As a Canadian of Punjabi heritage, the chapter on being hairy was familiar ground for me. Koul says that Indian ethnicity naturally imparts hair and eyebrows that Western society has designated as “good,” but the rest of our hair doesn’t resemble the “peach fuzz” of blond women, thus it takes our body weight in wax being forced to eliminate all of it. 

I, too, have guilt about it all the time spent shaving, waxing and tweezing could have more fruitfully spent getting a PhD or become a leader of a small Nordic country before it succumbs to fascism.

Koul does a deft job of tackling both racism and the patriarchy, but her most powerful writing discusses rape and surveillance culture that’s become so prevalent in our society.

“Surveillance feeds into rape culture more than drinking ever could,” she argues while describing the men in bars who buy women drink after drink waiting until she loses “the language of being able to consent.”

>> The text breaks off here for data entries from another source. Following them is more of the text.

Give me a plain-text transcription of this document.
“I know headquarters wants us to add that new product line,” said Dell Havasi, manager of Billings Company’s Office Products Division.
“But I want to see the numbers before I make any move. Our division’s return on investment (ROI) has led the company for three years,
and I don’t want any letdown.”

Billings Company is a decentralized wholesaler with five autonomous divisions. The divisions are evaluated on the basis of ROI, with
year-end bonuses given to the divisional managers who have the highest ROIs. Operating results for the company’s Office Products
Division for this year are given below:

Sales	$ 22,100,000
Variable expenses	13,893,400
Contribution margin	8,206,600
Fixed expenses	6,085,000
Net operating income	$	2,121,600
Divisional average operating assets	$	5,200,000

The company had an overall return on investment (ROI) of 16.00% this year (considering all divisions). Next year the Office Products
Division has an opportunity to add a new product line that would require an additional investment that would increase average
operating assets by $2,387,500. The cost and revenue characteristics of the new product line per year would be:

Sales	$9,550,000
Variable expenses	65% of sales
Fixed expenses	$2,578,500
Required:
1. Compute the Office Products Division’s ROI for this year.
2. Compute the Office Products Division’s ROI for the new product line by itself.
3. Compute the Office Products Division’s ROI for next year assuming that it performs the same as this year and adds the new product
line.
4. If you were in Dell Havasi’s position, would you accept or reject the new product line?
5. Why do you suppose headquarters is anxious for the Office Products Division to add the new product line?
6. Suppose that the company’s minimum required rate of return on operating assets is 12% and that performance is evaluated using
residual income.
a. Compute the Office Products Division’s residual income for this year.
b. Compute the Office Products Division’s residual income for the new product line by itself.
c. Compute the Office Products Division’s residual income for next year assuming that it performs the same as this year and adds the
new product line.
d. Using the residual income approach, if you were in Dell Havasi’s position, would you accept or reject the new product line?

 I read the chapter about Koul’s experiences after having her drinks spiked with roofies with clenched hands while willing her to be okay. She argues that women are so used to being watched by men in their everyday lives, that “being surveilled with the intention of assault or rape is practically mundane.”

Her musings on how “our inability to talk about race and its complexities actually means our racism is arguably more insidious” becomes almost prophetic in the era of Donald Trump.

 Shadism has coloured Koul’s entire life. She’s “white” in India but “brown” in North America.

 As a result, she’s experienced the privilege of her lighter shade in one country: “The world here is built to benefit those with white skin and punish those with dark skin, much like the world at home.” 

So how to fix these problems? We need to fix human behaviour, Koul would say, since “these are beliefs and behaviours we inherit from … the people who raised us.”

As I write this review, my Twitter feed is full of news of Jewish cemeteries’ being vandalized, mosques being burned down, brown men being shot in bars. 

But I also see people rallying around the world against xenophobia in a way that makes the brown cockles of my heart strum with wonder. In order to overcome racism, it must have a strong light shone on it to illuminate all its ugliness.

Koul does this by bringing her vulnerability, honesty and, of course, wry sense of humour to the discussion. She weaves stories, which through their cultural uniqueness and specificity, become universal and applicable to all. 

Writer and filmmaker Zarqa Nawaz is the author of Laughing All the Way to the Mosque, which was a finalist for the Stephen Leacock Memorial Medal for Humour, and the creator of Little Mosque on the Prairie.